The second stored procedure in the pair, sp_dba_GetDatabasePermissions, is very simple. First it checks for the synonym in the database and creates it if it is missing. After verifying the synonym, the stored procedure opens up a cursor against the permission store and begins executing commands ordered ascending by run_order. After running all commands, the stored procedure checks the value of the optional parameter @keep_permission_store to see if it should clean up the permission store table or leave it out there. The default behavior is to drop the permission store when done with it.

1
2
3
4
5
6
7
8
9
10
11
12
13
14
15
16
17
18
19
20
21
22
23
24
25
26
27
28
29
30
31
32
33
34
35
36
37
38
39
40
41
42
43
44
45
46
47
48
49
50
51
52
53
USE [master]
GO
SET ANSI_NULLS ON
GO
SET QUOTED_IDENTIFIER OFF
GO
IF  EXISTS (SELECT * FROM sys.objects WHERE object_id = OBJECT_ID(N'[dbo].[sp_dba_GetDatabasePermissions]') AND type in (N'P', N'PC'))
    DROP PROCEDURE [dbo].[sp_dba_GetDatabasePermissions]
GO

CREATE PROCEDURE [dbo].[sp_dba_GetDatabasePermissions] @keep_permission_store bit = 0

AS

 BEGIN


    DECLARE @command nvarchar(max)

    SELECT  @command = 'IF NOT EXISTS (SELECT * FROM sys.synonyms WHERE name = N''permission_store'') CREATE SYNONYM permission_store FOR [msdb].[dbo].' + QUOTENAME(db_name() + '_permission_store')
    EXEC    sp_executesql  @command

    DECLARE commands CURSOR FAST_FORWARD READ_ONLY FOR
        SELECT      command
        FROM        dbo.permission_store
        ORDER BY    run_order

    OPEN commands

    FETCH NEXT from commands INTO @command

    WHILE(@@FETCH_STATUS <> -1)
     BEGIN
        PRINT @command
        EXEC sp_executesql @command
        FETCH NEXT from commands INTO @command
     END

    CLOSE commands

    DEALLOCATE commands

    IF @keep_permission_store != 1
     BEGIN
        SELECT @command = 'DROP TABLE ' + base_object_name FROM sys.synonyms WHERE name = 'permission_store'
        DROP SYNONYM dbo.permission_store
        PRINT @command
        EXEC sp_executesql @command
     END
 END
GO
EXEC sp_MS_marksystemobject 'sp_dba_GetDatabasePermissions'
GO

Other Uses
It seems like every day I find more uses for these stored procedures. Most recently I have been running them at replication subscribers before making any changes at the publisher. The @keep_permission_store flag of sp_dba_GetDatabasePermissions comes in really handy here. Passing a value of 1 allows permissions to be put back several times, a lifesaver when things do not go right on the first try.

I also use these stored procedures to copy permissions between databases on different servers.

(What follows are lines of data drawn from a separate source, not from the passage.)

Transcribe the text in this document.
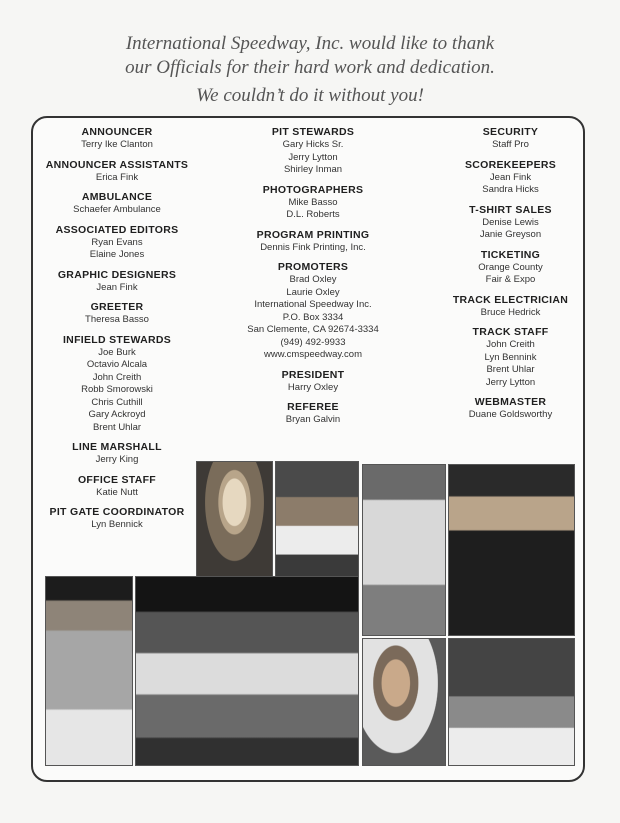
International Speedway, Inc. would like to thank
our Officials for their hard work and dedication.
We couldn’t do it without you!
ANNOUNCER
Terry Ike Clanton
ANNOUNCER ASSISTANTS
Erica Fink
AMBULANCE
Schaefer Ambulance
ASSOCIATED EDITORS
Ryan Evans
Elaine Jones
GRAPHIC DESIGNERS
Jean Fink
GREETER
Theresa Basso
INFIELD STEWARDS
Joe Burk
Octavio Alcala
John Creith
Robb Smorowski
Chris Cuthill
Gary Ackroyd
Brent Uhlar
LINE MARSHALL
Jerry King
OFFICE STAFF
Katie Nutt
PIT GATE COORDINATOR
Lyn Bennick
PIT STEWARDS
Gary Hicks Sr.
Jerry Lytton
Shirley Inman
PHOTOGRAPHERS
Mike Basso
D.L. Roberts
PROGRAM PRINTING
Dennis Fink Printing, Inc.
PROMOTERS
Brad Oxley
Laurie Oxley
International Speedway Inc.
P.O. Box 3334
San Clemente, CA 92674-3334
(949) 492-9933
www.cmspeedway.com
PRESIDENT
Harry Oxley
REFEREE
Bryan Galvin
SECURITY
Staff Pro
SCOREKEEPERS
Jean Fink
Sandra Hicks
T-SHIRT SALES
Denise Lewis
Janie Greyson
TICKETING
Orange County
Fair & Expo
TRACK ELECTRICIAN
Bruce Hedrick
TRACK STAFF
John Creith
Lyn Bennink
Brent Uhlar
Jerry Lytton
WEBMASTER
Duane Goldsworthy
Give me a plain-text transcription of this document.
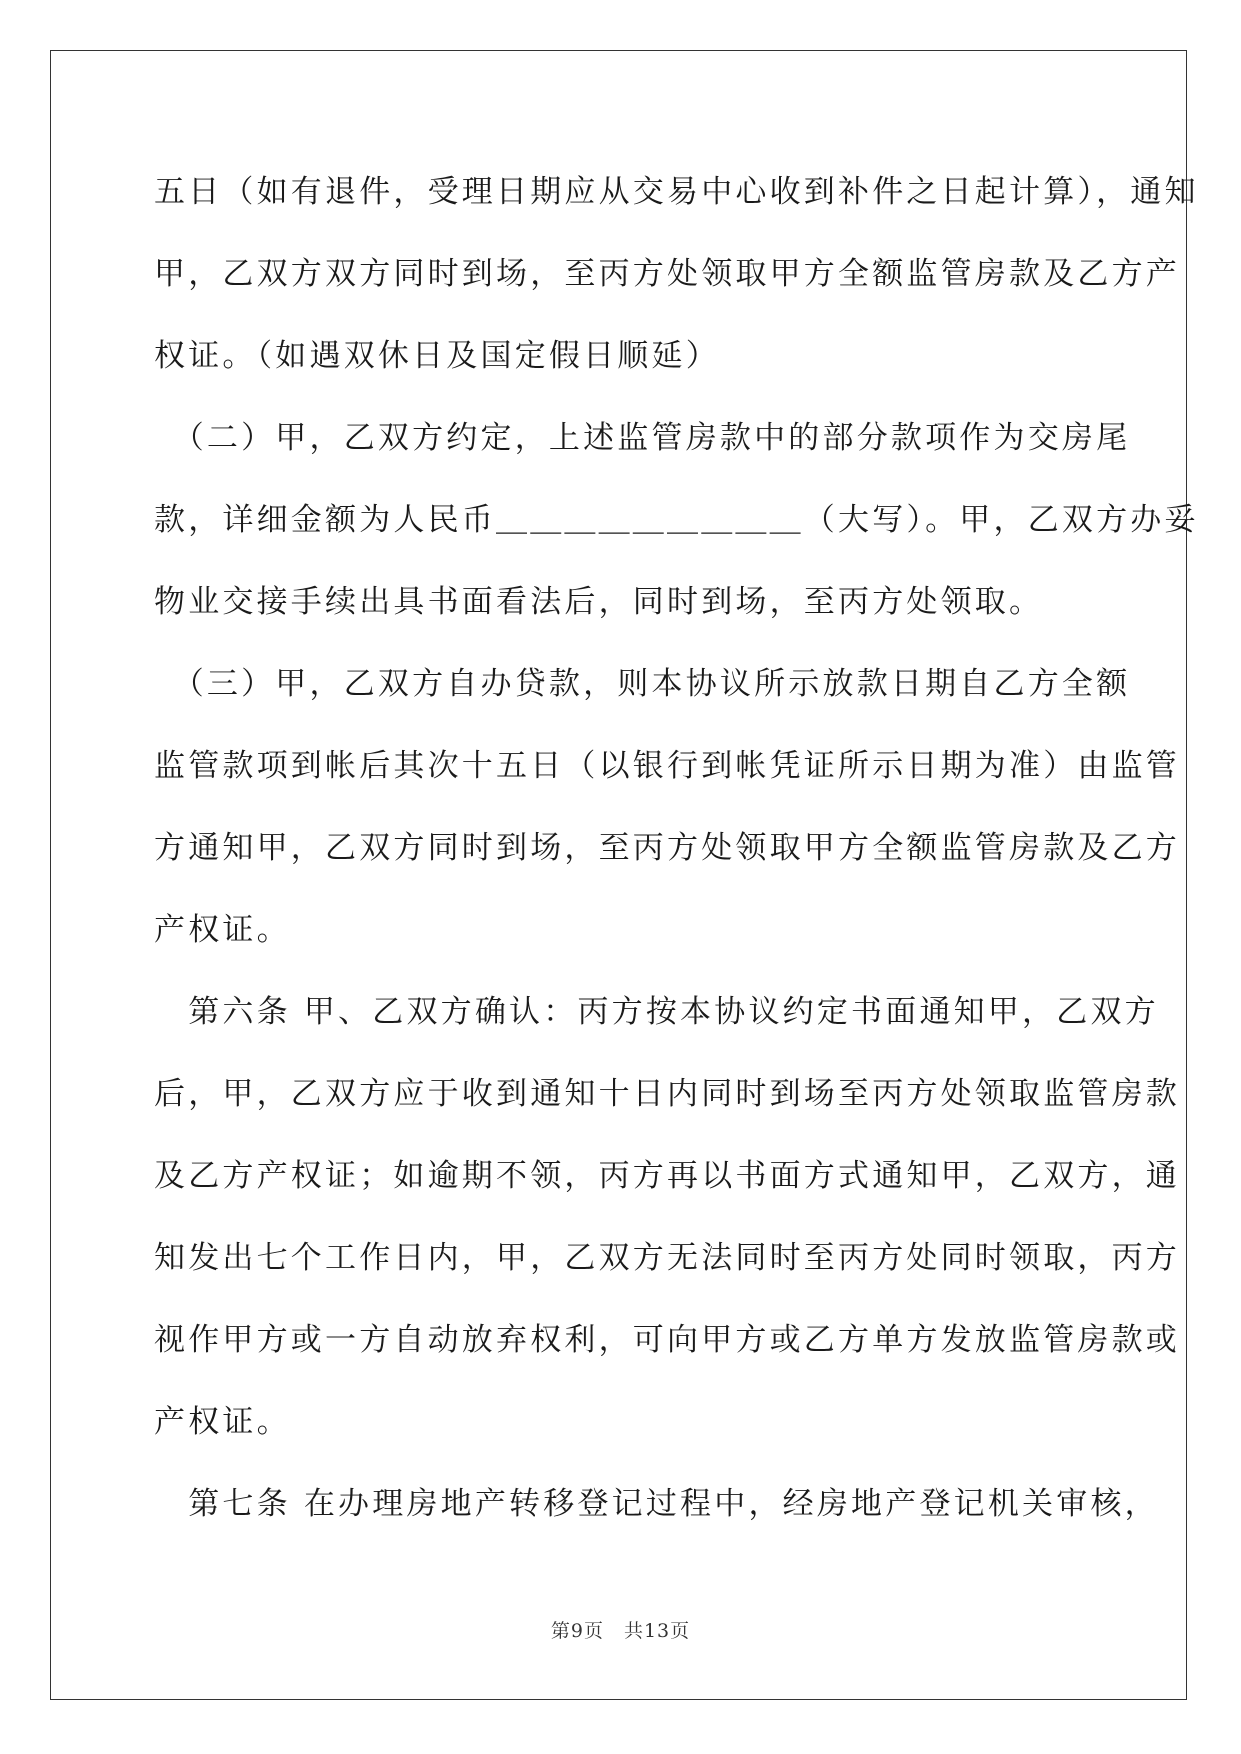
五日（如有退件，受理日期应从交易中心收到补件之日起计算），通知
甲，乙双方双方同时到场，至丙方处领取甲方全额监管房款及乙方产
权证。（如遇双休日及国定假日顺延）
　（二）甲，乙双方约定，上述监管房款中的部分款项作为交房尾
款，详细金额为人民币＿＿＿＿＿＿＿＿＿（大写）。甲，乙双方办妥
物业交接手续出具书面看法后，同时到场，至丙方处领取。
　（三）甲，乙双方自办贷款，则本协议所示放款日期自乙方全额
监管款项到帐后其次十五日（以银行到帐凭证所示日期为准）由监管
方通知甲，乙双方同时到场，至丙方处领取甲方全额监管房款及乙方
产权证。
　第六条 甲、乙双方确认：丙方按本协议约定书面通知甲，乙双方
后，甲，乙双方应于收到通知十日内同时到场至丙方处领取监管房款
及乙方产权证；如逾期不领，丙方再以书面方式通知甲，乙双方，通
知发出七个工作日内，甲，乙双方无法同时至丙方处同时领取，丙方
视作甲方或一方自动放弃权利，可向甲方或乙方单方发放监管房款或
产权证。
　第七条 在办理房地产转移登记过程中，经房地产登记机关审核，
第9页　共13页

I started out running sp_dba_StoreDatabasePermissions then selecting from the permission store table ordered by rank in text, copying, pasting and running on the new server. After adding the print statement to sp_dba_GetDatabasePermissions it was just easier to call sp_dba_StoreDatabasePermissions then sp_dba_GetDatabasePermissions right away, copying the commands from the messages window and pasting them into a query window to run wherever I want.

Wrap-Up
These stored procedures have served me well and I hope they will serve you well. I would love to hear how people are using them and any suggestions for enhancements. As always, scripts on the internet are like Halloween candy, check them thoroughly before consuming.